There is a lot of touching, hands on sweaty backs and shoulders, to keep in control. (The late Jack Kirk, who finished the Dipsea 67 times in a row, the last when he was 95, took to wearing a shirt that read “Do Not Touch Me” on the back.) Only occasionally does the convivial civility turn to trail rage. One man shoved another at the finish line, sending him tumbling into the timing equipment.
I was not there yet. Darting down a meandering trail overgrown with bushes, I heard footsteps behind me. “On your left!” a voice shouted over my shoulder. It was followed by an “oops!” and a “sorry!” as the man bounced past me on the right and disappeared into the bramble.

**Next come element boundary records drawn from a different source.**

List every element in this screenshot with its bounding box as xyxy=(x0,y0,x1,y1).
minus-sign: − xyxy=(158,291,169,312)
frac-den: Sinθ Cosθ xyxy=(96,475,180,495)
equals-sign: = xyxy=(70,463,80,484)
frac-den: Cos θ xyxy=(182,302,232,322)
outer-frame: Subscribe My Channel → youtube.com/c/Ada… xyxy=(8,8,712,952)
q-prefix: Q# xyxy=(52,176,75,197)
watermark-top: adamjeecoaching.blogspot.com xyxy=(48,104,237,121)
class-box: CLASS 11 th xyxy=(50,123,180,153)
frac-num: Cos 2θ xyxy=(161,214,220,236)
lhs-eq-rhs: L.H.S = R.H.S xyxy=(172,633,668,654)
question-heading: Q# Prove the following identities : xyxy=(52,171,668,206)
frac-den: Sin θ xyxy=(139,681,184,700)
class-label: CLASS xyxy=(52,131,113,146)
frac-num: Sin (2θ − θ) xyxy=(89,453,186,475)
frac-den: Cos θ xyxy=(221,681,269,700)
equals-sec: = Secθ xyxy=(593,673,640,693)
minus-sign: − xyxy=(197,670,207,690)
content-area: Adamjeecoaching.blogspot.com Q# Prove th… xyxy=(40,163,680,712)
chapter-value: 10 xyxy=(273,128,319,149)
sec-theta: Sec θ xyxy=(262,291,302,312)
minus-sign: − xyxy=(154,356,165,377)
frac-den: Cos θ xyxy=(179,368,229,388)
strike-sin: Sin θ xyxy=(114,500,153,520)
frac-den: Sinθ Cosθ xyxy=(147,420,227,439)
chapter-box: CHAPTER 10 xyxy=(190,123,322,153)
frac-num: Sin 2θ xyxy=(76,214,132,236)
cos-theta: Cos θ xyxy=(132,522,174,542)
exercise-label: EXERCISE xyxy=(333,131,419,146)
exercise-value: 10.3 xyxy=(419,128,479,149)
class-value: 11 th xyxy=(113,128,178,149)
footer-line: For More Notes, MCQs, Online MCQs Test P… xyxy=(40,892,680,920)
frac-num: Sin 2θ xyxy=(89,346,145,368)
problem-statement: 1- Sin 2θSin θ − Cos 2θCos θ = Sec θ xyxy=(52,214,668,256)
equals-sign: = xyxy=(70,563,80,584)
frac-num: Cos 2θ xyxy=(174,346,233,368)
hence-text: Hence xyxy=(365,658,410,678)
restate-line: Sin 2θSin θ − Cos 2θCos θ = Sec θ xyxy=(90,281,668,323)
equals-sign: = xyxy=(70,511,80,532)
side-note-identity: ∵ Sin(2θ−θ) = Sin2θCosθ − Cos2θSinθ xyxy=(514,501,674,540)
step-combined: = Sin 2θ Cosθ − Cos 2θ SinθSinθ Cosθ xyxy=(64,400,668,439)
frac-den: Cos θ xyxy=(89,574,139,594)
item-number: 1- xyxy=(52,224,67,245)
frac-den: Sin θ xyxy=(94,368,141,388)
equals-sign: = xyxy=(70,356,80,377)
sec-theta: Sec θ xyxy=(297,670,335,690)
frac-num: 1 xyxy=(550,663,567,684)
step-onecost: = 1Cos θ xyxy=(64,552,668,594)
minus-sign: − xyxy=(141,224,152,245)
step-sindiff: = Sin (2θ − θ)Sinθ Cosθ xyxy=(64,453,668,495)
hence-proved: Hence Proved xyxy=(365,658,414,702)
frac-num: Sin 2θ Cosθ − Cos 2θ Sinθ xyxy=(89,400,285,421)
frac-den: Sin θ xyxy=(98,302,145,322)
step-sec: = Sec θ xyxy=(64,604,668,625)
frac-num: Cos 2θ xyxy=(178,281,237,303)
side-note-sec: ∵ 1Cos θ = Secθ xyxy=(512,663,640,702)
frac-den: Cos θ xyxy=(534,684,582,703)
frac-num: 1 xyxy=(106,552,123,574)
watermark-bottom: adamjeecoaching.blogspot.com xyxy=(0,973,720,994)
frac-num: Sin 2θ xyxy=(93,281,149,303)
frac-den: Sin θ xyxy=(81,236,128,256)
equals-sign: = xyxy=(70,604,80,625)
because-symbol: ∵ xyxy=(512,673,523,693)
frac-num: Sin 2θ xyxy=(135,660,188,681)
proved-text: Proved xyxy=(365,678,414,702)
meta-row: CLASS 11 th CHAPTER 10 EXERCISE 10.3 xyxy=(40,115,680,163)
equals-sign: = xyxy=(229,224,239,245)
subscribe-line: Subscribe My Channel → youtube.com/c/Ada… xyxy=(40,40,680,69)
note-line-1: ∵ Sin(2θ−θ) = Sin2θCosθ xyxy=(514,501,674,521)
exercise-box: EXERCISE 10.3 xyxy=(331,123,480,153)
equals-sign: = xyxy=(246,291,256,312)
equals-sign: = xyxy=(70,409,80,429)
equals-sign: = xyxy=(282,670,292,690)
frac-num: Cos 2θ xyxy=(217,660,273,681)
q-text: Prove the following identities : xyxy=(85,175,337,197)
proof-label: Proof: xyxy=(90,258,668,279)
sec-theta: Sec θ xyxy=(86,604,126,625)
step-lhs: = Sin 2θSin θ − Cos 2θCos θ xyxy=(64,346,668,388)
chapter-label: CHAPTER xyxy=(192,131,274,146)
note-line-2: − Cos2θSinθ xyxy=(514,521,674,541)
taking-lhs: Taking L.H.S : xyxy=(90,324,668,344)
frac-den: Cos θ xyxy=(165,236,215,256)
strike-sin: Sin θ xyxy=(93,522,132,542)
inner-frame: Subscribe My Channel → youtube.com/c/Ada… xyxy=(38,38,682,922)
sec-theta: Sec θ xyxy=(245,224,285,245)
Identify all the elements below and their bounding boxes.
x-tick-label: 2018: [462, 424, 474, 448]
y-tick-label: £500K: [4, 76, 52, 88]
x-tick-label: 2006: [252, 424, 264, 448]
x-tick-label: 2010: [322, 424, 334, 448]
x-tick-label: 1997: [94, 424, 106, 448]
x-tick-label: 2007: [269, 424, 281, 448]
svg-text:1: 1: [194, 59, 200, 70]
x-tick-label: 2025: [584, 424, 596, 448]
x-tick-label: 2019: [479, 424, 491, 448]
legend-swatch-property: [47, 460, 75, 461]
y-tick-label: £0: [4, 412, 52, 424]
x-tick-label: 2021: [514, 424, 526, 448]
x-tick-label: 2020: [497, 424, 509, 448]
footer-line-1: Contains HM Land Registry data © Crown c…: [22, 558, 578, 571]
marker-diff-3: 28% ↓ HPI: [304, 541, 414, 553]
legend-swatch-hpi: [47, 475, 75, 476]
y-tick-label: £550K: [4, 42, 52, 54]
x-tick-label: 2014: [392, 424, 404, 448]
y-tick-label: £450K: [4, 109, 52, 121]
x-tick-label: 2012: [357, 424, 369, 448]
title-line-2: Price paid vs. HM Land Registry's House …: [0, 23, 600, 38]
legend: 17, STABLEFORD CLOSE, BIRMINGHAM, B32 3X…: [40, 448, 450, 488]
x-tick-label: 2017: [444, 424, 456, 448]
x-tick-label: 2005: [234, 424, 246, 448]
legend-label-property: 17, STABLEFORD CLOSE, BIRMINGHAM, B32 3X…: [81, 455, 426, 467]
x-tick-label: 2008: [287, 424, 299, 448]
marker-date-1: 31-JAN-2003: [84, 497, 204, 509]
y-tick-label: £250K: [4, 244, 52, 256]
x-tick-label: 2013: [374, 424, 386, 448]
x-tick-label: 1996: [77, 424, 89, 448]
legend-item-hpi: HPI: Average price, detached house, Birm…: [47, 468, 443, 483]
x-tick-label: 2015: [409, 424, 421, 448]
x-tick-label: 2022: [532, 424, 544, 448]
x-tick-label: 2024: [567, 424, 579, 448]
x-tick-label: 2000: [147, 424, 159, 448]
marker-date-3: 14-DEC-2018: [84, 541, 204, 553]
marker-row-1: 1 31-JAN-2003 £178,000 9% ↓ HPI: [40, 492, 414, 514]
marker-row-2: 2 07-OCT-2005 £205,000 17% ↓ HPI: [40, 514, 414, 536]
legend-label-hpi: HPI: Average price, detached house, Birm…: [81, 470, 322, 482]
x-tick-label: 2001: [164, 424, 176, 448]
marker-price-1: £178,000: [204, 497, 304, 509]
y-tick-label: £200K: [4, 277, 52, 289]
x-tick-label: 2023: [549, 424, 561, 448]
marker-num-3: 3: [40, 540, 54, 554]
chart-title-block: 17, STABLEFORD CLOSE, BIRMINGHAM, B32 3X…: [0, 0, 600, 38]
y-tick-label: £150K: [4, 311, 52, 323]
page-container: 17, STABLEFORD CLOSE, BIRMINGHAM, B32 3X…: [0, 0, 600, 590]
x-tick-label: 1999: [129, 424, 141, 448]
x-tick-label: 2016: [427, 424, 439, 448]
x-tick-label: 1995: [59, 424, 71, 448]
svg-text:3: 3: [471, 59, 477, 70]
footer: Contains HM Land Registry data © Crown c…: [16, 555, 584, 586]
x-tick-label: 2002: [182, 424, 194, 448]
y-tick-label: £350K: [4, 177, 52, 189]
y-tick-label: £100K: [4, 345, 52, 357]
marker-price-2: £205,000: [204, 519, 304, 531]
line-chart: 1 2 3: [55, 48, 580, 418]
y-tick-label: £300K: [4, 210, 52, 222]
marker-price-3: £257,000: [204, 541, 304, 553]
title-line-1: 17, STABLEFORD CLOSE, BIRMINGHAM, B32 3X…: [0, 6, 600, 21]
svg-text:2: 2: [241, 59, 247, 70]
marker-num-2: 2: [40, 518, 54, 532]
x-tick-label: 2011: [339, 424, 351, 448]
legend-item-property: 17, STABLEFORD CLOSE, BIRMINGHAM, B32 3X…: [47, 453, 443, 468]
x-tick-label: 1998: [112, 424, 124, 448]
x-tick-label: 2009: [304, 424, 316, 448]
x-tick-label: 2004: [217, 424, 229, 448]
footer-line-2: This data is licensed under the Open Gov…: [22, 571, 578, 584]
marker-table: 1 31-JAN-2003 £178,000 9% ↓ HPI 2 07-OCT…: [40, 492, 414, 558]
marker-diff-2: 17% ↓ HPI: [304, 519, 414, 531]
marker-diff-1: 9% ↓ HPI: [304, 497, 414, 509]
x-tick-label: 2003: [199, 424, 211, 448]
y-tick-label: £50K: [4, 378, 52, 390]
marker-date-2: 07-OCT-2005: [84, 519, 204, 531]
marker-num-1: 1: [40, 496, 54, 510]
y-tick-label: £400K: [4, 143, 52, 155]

Nobody gobbled up more runners than Varner, who began with a one-minute head start on the scratch runners. He ran at Davidson College and finished 26th at the 2013 Boston Marathon. He lives in Marin County, does a few trail races a year, and seems pleasantly unbothered by his inability to win the Dipsea.
By the last mile, he had only one more person to catch: Lundy, a local veterinarian and an accomplished national trail runner. In 2017, she had an 11-minute head start on Varner and beat him to the finish by 20 seconds. This time, she had a 10-minute head start.
She, too, had passed hundreds by the time she topped out at Cardiac, where the Pacific Ocean comes into view. When she slid past 60-year-old Diana Fitzpatrick, a former champion, on the spiraling steps into Steep Ravine, about six miles in, she figured she must be in the lead.
“But I knew Alex was closing in,” she said later.
Varner ran out of time and space again. Despite one of his fastest times ever, 48:51, and the race’s overall fastest time for the eighth time, he finished in second, again, this time 15 seconds behind Lundy.
“I was closer than I was last year, but she’s such a strong runner,” Varner said. “I ran what I hoped to run. No complaints.”
Nine of the top 11 came from different start groups. Winners of the 35 black shirts included three teenagers and seven runners in their 60s. Their median age was 53. The top scratch runner finished 30th.
“I’ve resigned myself to the fact that I might have to wait 10, 20 years before I win,” Varner said. “It’s the way the race is designed. They did it because they want to give everybody a shot, and if you look at the results, it works out remarkably well. It’s hard to argue with.”
I finished 580th. By my calculations, analyzing the final results, I was passed by 247 people.
The good news is that I passed 39. And in another two years, if I get the urge to do the Dipsea again, I will gain another minute of a head start.